Локк, словно невзначай, подошел к Жостену и шепотом осведомился:
– В чем дело?
– Ох, ради Десяти священных имен… – вздохнул тот, торопливо пробегая взглядом по четко выписанным строкам. – Как же так?! Ведь у меня и пошлины уплачены, и сборы! Все должно быть в полном порядке…
– Ваше разрешение на продажу крепких напитков просрочено, – пояснил Видалос. – У магистратского суда нет никаких письменных свидетельств его возобновления.
– Но я же совсем недавно за разрешение заплатил!
– Сударь, я вам верю, но мне поручено вручить вам ордер и выполнить распоряжение суда, иначе с меня в Покаянный день шкуру спустят.
– В таком случае давайте бумагами завтра займемся, а нужную сумму я вам немедленно выплачу. Сколько с меня причитается?
– Сударь, вы же знаете, закон запрещает мне деньги у провинившихся взимать. Ваше дело будет рассмотрено на следующем открытом заседании суда.
– Но ведь оно только через три дня состоится. А до тех пор…
– Увы, ничем помочь не могу, – вздохнул Видалос. – Боюсь, сегодняшнее торжество придется немедленно прекратить, равно как и дальнейшую торговлю спиртными напитками, в противном случае мы опечатаем ваше уважаемое заведение. Выбирайте, что вас больше устраивает. Это всего на несколько дней.
– На несколько дней… – ошарашенно протянул Жостен.

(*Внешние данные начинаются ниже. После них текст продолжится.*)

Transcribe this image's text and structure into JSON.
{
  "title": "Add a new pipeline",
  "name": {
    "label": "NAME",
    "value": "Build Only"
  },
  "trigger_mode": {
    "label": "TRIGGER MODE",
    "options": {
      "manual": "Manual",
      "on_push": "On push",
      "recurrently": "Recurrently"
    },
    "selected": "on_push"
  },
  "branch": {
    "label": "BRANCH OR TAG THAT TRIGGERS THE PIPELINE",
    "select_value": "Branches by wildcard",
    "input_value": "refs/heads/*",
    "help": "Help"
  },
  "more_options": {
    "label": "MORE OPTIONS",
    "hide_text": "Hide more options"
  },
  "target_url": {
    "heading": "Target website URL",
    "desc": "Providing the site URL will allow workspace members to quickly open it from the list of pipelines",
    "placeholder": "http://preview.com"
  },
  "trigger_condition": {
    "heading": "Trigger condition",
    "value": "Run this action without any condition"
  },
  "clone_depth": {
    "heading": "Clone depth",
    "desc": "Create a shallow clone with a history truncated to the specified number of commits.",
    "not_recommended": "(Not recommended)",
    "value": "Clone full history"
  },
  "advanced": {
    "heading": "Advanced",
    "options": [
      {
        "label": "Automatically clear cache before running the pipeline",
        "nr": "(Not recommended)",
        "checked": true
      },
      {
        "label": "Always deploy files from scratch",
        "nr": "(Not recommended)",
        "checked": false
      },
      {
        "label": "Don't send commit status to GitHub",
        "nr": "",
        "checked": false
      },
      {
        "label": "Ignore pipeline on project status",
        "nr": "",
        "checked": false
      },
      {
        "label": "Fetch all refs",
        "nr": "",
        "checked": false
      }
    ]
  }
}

– Ах, Сабета, какая же ты все-таки плутовка! – пробормотал Локк. – И тебе привет, любимая.
ИнтерлюдияКанальи в чужеземье
На третий день путешествия, отъехав миль на сорок от Каморра, в ветвях дерева у дороги Благородные Канальи заметили повешенного.
– Ух ты, прямо как дома! – восхитился Кало, сидевший на облучке рядом с Жаном.
– С разбойниками так всегда поступают, когда свободная петля попадается, – заметил Анатоль Виреска, прожевав инжир (караванщик завтракал на ходу, у телеги Благородных Каналий, что в тот день возглавляла обоз). – Каждые пару миль у обочины висельное дерево найдется. А если петля занята, то просто горло перерезаем, а труп в придорожную канаву сбрасываем.
– А здесь разбойников много? – спросила Сабета, сидевшая на тележном бортике; она поудобнее уперла ноги в безмятежно храпящего Галдо, который отсыпался после предрассветной стражи, и добавила скучающим тоном: – Простите, конечно, но я как-то не заметила, чтобы они по кустам шныряли.
– Ну это когда как, – ответил караванщик. – Этим летом редко попадаются, раз в месяц, не чаще. Вот этого типа мы как раз месяц назад повесили, с тех пор не балуют. А вот в неурожай разбойников в лесу – что птичьего помета. Или, скажем, после войны, когда наемники да беглецы на большой дороге промышляют, – я тогда вдвое больше охранников набираю, ну и цену за провоз увеличиваю.
Локк с подозрением вглядывался в придорожные заросли – как и в тот раз, когда Цеппи отправил своего подопечного в деревню, знакомиться с сельской жизнью, просторы лесов, лугов, полей и пашен внушали безотчетный страх. По ночам Локк лежал, вслушиваясь в странные шелесты листвы и мечтая о привычных, с детства знакомых звуках города: грохот колес на брусчатке мостовой, шорох шагов, плеск лодочных весел в каналах.